There Are Ways of Mitigating Inequality
Laws and policies can help marginalized people rise up. They slowly help level the playing field.
Affirmative action procedures are in place Both in the private and public sector, these policies look to level disadvantages. Despite criticisms, these programs can be very effective.
The United States has an affirmative action policy that must be upheld by all contractors and sub-contractors working on behalf of the federal government. It says that, "affirmative action must be taken by covered employers to recruit and advance qualified minorities, women, persons with disabilities, and covered veterans. Affirmative actions include training programs, outreach efforts, and other positive steps." Other types of affirmative action—both at schools and in private workplaces—work to mitigate the marginalization of people of color, disabled people, and LGBTQ+ people. Affirmative action began under President John F. Kennedy in the 1960s. The idea was that fighting against discrimination was not enough; the government had to actively do something to create a more equal world. Those policies can play out in terms of quotas for certain marginalized groups, or it can simply mean taking into account a person's identity when making hiring choices. Affirmative action is sometimes criticized by white conservatives who claim that qualified white candidates lose out because of these policies. There is little evidence to support that, according to experts. “There is very little hard evidence to prove that a minority hire almost always took place at the expense of a better-qualified white person,” law professor Melvin Urofsky, author of “The Affirmative Action Puzzle,” told the New Yorker.

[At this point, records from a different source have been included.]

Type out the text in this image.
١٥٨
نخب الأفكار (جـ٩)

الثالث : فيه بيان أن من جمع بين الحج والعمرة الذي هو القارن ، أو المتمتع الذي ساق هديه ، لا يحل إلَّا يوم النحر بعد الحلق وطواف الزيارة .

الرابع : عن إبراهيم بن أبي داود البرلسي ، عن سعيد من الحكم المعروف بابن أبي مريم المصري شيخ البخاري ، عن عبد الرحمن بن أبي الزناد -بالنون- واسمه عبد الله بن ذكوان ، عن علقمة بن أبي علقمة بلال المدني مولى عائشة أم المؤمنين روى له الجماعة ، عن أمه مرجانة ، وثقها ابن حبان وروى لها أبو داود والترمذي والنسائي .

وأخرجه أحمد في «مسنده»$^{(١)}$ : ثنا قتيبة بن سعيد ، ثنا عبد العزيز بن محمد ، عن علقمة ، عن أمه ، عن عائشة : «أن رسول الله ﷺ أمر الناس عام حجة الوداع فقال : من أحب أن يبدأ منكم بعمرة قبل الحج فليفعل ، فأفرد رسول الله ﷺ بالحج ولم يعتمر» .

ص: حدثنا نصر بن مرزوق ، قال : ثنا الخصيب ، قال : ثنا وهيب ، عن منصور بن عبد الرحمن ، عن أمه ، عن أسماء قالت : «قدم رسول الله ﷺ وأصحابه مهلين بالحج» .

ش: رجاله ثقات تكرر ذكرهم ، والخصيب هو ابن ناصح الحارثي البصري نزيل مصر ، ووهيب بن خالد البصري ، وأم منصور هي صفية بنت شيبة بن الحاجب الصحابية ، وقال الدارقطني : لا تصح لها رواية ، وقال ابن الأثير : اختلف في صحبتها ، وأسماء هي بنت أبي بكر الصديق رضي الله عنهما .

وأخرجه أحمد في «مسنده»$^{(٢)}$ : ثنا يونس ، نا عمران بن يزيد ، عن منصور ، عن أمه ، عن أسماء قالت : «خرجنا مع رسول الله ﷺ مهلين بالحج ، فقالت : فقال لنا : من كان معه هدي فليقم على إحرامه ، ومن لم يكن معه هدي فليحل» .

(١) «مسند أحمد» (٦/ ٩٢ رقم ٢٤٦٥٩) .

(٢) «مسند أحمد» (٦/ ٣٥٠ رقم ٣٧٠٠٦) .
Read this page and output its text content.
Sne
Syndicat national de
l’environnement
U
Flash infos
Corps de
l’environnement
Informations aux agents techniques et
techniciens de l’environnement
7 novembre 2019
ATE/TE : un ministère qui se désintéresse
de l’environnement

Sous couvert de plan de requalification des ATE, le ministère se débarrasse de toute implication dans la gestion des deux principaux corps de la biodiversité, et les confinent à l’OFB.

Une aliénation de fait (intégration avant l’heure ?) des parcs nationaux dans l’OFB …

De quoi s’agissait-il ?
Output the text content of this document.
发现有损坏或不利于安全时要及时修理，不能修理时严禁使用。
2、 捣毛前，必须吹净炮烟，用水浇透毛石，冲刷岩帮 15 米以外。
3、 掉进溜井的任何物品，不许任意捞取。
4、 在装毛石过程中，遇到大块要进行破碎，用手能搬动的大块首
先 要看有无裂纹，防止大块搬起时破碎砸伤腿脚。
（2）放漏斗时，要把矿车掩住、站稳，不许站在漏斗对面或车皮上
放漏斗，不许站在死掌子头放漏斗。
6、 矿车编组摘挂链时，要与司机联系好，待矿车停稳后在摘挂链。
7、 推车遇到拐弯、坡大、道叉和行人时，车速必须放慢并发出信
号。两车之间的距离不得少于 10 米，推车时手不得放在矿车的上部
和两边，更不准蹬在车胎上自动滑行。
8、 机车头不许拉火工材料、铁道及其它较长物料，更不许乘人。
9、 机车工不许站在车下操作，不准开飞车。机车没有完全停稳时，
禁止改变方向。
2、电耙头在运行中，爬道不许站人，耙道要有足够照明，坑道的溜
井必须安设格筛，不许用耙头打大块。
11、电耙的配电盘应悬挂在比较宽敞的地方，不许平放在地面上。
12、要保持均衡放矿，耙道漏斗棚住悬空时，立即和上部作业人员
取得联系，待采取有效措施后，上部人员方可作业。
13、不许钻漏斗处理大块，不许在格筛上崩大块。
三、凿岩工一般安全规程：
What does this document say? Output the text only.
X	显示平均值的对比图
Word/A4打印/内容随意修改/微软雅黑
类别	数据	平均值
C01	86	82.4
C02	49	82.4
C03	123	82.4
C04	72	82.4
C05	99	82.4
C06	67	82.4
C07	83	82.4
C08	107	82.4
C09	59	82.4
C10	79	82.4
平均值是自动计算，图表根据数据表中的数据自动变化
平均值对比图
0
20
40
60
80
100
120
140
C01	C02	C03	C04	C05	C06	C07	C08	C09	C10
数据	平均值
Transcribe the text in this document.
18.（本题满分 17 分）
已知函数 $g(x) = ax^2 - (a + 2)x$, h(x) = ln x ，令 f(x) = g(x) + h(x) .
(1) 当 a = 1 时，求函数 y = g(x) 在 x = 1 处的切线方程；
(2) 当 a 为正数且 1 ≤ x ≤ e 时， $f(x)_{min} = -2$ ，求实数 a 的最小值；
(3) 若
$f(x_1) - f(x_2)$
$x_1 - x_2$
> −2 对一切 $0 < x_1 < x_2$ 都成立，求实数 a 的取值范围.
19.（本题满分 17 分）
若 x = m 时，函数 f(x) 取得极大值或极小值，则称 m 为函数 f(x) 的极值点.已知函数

U.S. labor laws have been in place for 100 years Women-specific labor policies have existed for just as long and, together with labor laws, have helped reduce inequality and protect the working population.
For over the past century, the U.S. has had a labor department, meant to guide policies and legislation for workers. Labor activists in the first decades of the 20th century fought for such rights as sick pay, vacation days, and benefits for injured workers. By the 1930s, the secretary of labor would establish the five-day work week, paving the way for other progressive reforms. The United States Department of Labor has had a Women's Bureau for 100 years. The first law was passed 100 years ago and gave the bureau the right to "formulate standards and policies which shall promote the welfare of wage-earning women, improve their working conditions, increase their efficiency, and advance their opportunities for profitable employment.” During and after the Great Depression, labor protections were hugely expanded, establishing unemployment benefits, social security, and a federal minimum wage. The New Deal was designed primarily by a woman, Secretary of Labor Frances Perkins. The protections established throughout the 20th century were designed to reduce inequalities and to protect workers—of all identities—from being exploited.